Flexibility a must for NASA's PKI

NASA's publickey infrastructure will operate using Entrust Technologies' certification authority infrastructure, which can provide a user two digital signature identities, one a personal identity and one based on the person's role within an organization, said Gary Moore, a federal technical advisor with Entrust.

NASA's public-key infrastructure will operate using Entrust Technologies' certification authority infrastructure, which can provide a user two digital signature "identities," one a personal identity and one based on the person's role within an organization, said Gary Moore, a federal technical advisor with Entrust.

The product also supports the ability to archive a user that may not need to be active for a time period. On the desktop, the Entrust software sits above the browser. That means users can run any browser they choose. Also, the encryption mechanism automatically encrypts any information on the desktop that is saved to a folder.

Entrust officials said NASA chose their solution because it gave the agency the ability to manage and control their own environment, said Gary Moore, Entrust's federal technical advisor.

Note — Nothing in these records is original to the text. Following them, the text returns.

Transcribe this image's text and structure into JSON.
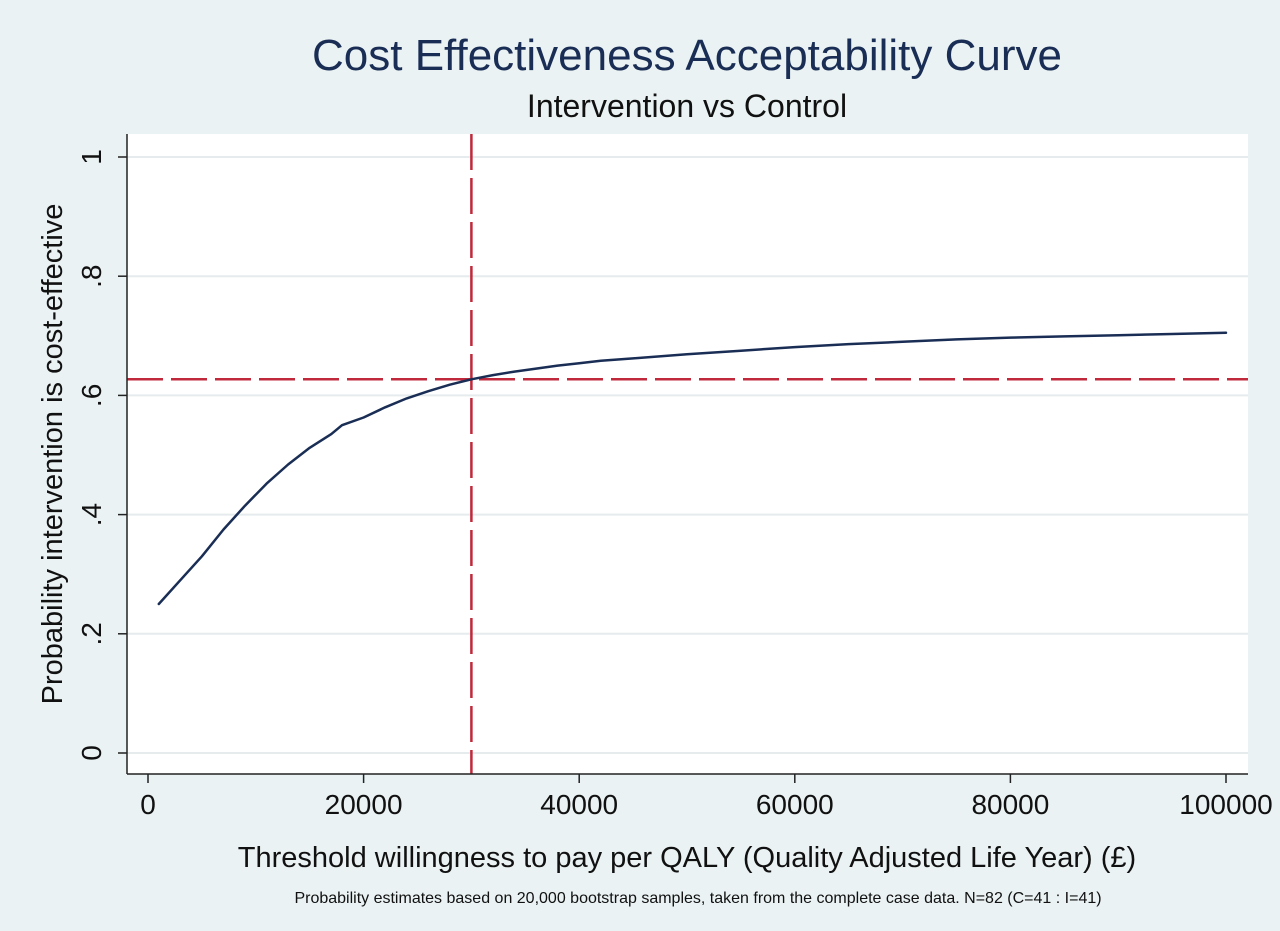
{
  "chart_data": {
    "type": "line",
    "title": "Cost Effectiveness Acceptability Curve",
    "subtitle": "Intervention vs Control",
    "xlabel": "Threshold willingness to pay per QALY (Quality Adjusted Life Year) (£)",
    "ylabel": "Probability intervention is cost-effective",
    "note": "Probability estimates based on 20,000 bootstrap samples, taken from the complete case data. N=82 (C=41 : I=41)",
    "xlim": [
      0,
      100000
    ],
    "ylim": [
      0,
      1
    ],
    "x_ticks": [
      0,
      20000,
      40000,
      60000,
      80000,
      100000
    ],
    "x_tick_labels": [
      "0",
      "20000",
      "40000",
      "60000",
      "80000",
      "100000"
    ],
    "y_ticks": [
      0,
      0.2,
      0.4,
      0.6,
      0.8,
      1
    ],
    "y_tick_labels": [
      "0",
      ".2",
      ".4",
      ".6",
      ".8",
      "1"
    ],
    "grid": true,
    "series": [
      {
        "color": "#1a2e55",
        "x": [
          1000,
          3000,
          5000,
          7000,
          9000,
          11000,
          13000,
          15000,
          17000,
          18000,
          20000,
          22000,
          24000,
          26000,
          28000,
          30000,
          32000,
          34000,
          36000,
          38000,
          40000,
          42000,
          45000,
          50000,
          55000,
          60000,
          65000,
          70000,
          75000,
          80000,
          85000,
          90000,
          95000,
          100000
        ],
        "y": [
          0.25,
          0.29,
          0.33,
          0.375,
          0.415,
          0.452,
          0.484,
          0.512,
          0.535,
          0.55,
          0.563,
          0.58,
          0.595,
          0.607,
          0.618,
          0.627,
          0.634,
          0.64,
          0.645,
          0.65,
          0.654,
          0.658,
          0.662,
          0.669,
          0.675,
          0.681,
          0.686,
          0.69,
          0.694,
          0.697,
          0.699,
          0.701,
          0.703,
          0.705
        ]
      }
    ],
    "reference_lines": [
      {
        "axis": "x",
        "value": 30000,
        "color": "#c0283b",
        "style": "dashed"
      },
      {
        "axis": "y",
        "value": 0.627,
        "color": "#c0283b",
        "style": "dashed"
      }
    ]
  }
}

"NASA saw that there's enough of what they're doing that's sensitive enough that they wanted to keep it in-house," said he said. "You want to make sure that you're not following someone else's policies and trying to fit your practices in their policies.

In addition, Entrust's solution is designed to provide NASA with a common infrastructure to support various applications and platforms, Moore said.

"They looked at their applications and their systems and realized...you could be dealing with one CIO that has a Mac on his desk...another who has a PC," he said. "They could either piece together lot of solutions...or build a common infrastructure."